Regarding monetary policy expectation, Bostan said when there is a cut in interest rates, the rupee should strengthen, however, due to the fear of outflows it tends to weaken in our case.
“While travel has not fully opened, there is inter-market demand for dollars when people are travelling along with a rise in air fares of international airlines making up for PIA’s ban,” he shared.
According to Khadim Ali Shah Bukhari Securities Managing Director Arsalan Soomro, it could be the pent-up demand from imports as the economy opens and inventory gets replenished.
“Secondly, the IMF review talks haven’t been moving at a great pace either. Prompting the currency to find equilibrium. The balance of payment is not in the red zone at all,” he added.
Maha Jafer Butt, Director Research Capital Stake told Profit, “The rupee has continued to remain under pressure as foreigners continue to divest.

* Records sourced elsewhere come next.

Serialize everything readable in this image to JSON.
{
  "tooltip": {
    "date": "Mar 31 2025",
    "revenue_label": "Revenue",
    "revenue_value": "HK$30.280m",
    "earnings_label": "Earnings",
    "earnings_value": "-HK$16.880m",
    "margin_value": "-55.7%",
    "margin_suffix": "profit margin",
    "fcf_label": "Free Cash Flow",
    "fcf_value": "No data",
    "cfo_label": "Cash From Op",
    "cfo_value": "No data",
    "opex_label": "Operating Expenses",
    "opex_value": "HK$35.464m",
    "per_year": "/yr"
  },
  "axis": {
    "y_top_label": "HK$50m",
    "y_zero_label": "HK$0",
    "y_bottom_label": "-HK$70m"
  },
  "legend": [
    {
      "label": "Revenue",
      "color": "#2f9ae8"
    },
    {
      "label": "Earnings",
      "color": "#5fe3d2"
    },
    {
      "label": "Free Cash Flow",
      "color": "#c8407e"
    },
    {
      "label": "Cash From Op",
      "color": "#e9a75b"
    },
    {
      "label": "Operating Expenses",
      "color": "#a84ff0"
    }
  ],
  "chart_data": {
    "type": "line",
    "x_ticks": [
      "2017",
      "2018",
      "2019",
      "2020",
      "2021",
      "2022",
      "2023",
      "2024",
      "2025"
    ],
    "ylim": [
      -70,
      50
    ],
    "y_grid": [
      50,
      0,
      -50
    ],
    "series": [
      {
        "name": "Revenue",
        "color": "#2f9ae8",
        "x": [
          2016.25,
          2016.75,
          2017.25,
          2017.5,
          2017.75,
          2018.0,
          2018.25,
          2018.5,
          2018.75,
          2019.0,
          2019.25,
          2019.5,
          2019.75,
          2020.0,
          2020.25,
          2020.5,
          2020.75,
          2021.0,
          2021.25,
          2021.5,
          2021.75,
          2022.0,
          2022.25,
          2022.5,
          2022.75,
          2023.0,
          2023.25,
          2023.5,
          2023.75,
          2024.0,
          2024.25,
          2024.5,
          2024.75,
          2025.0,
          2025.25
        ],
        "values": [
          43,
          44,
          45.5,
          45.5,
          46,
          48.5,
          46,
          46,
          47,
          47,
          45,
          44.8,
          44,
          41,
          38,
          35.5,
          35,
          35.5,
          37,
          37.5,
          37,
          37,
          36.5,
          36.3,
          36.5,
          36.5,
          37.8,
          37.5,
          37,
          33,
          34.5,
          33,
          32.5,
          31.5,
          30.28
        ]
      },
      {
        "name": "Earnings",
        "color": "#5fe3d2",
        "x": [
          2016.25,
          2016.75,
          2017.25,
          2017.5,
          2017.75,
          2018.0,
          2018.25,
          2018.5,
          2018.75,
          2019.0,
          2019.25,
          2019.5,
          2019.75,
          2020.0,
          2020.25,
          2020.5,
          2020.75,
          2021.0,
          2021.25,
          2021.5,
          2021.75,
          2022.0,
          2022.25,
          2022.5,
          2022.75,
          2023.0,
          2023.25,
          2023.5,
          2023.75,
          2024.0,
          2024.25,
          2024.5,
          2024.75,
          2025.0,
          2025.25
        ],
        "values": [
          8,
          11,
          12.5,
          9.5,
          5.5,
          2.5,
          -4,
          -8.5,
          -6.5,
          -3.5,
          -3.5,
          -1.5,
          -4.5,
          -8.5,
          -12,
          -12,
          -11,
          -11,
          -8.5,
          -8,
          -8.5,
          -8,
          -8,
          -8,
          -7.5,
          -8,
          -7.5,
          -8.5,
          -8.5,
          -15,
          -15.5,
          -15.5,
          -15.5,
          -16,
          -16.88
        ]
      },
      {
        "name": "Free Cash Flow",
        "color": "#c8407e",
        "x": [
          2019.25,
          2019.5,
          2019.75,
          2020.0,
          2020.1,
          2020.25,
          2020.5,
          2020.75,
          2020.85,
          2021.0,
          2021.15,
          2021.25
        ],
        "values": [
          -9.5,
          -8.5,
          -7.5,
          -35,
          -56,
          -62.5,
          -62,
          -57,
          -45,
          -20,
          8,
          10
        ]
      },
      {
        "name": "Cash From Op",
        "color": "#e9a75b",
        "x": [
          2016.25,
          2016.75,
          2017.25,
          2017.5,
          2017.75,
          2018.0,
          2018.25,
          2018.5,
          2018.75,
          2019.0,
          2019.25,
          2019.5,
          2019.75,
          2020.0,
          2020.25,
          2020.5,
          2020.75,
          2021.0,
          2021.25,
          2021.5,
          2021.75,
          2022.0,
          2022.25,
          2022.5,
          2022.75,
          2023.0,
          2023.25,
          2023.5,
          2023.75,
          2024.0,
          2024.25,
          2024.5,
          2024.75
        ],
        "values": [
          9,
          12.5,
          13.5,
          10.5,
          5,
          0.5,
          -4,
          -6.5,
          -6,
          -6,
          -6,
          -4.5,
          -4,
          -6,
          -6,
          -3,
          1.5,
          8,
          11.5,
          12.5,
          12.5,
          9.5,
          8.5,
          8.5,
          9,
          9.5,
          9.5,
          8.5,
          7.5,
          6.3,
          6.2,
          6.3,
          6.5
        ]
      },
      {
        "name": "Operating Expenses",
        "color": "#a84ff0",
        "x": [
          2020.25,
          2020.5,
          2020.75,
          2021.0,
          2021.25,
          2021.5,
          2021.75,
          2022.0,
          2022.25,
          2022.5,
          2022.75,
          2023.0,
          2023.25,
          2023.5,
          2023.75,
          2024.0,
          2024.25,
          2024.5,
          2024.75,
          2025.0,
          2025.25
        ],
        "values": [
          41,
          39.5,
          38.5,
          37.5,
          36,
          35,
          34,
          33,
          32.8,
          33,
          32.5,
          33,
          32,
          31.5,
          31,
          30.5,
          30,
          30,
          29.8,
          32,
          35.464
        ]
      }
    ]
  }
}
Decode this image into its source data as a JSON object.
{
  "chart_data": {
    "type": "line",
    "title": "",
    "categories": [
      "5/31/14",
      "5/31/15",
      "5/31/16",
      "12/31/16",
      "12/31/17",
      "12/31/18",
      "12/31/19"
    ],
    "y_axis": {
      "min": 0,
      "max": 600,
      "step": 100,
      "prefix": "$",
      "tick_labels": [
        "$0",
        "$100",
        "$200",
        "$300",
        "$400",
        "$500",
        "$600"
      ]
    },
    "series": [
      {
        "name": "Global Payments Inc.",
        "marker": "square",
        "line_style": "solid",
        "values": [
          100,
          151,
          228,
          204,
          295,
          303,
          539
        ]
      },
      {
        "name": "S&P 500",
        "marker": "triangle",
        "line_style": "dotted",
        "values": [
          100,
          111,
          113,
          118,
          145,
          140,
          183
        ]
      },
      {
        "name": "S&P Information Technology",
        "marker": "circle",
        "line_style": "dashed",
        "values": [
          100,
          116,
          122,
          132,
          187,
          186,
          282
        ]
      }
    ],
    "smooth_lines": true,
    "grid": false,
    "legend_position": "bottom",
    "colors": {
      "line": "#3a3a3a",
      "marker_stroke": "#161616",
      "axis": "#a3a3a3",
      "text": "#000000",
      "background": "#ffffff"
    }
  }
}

According to SBP’s figures, a net outflow of US$ 49 million has been recorded in equities and US$ 26.67 million in T-bills during the month until July 17. Furthermore, the rise in demand for petroleum products has increased the import bill.”
However, Adnan Sheikh a senior market analyst said that it was smack on the face of people who were getting happy over the ten to twenty paisa daily appreciation.
He shared that this shows the situation is still fragile, pressure on the rupee is more than the recent support.
“Despite debt relief and a net inflow of around $2 billion over the past few weeks, there is still pressure on the rupee,” he added.
“With lower discount rate and resumption of imports along with higher oil prices there will be more pressure to come,” he concluded.
In a report last week, Fitch Solutions predicted that the value of Pakistani Rupee will remain at an average of Rs163 against the greenback in 2020.
“However, the Pakistani rupee will be weakened to an average of Rs171.15 in 2021 and this is because the demand for Pakistani assets is low,” according to its analysis.
During recently concluded fiscal year (FY) 2019-20, the rupee depreciated 4.8 per cent year-on-year (YoY) against the 24 per cent experienced in FY19.
Since 2001, the rupee has on average depreciated 5.4 per cent YoY and since July 2017 it has cumulatively depreciated by around 58 per cent against the greenback.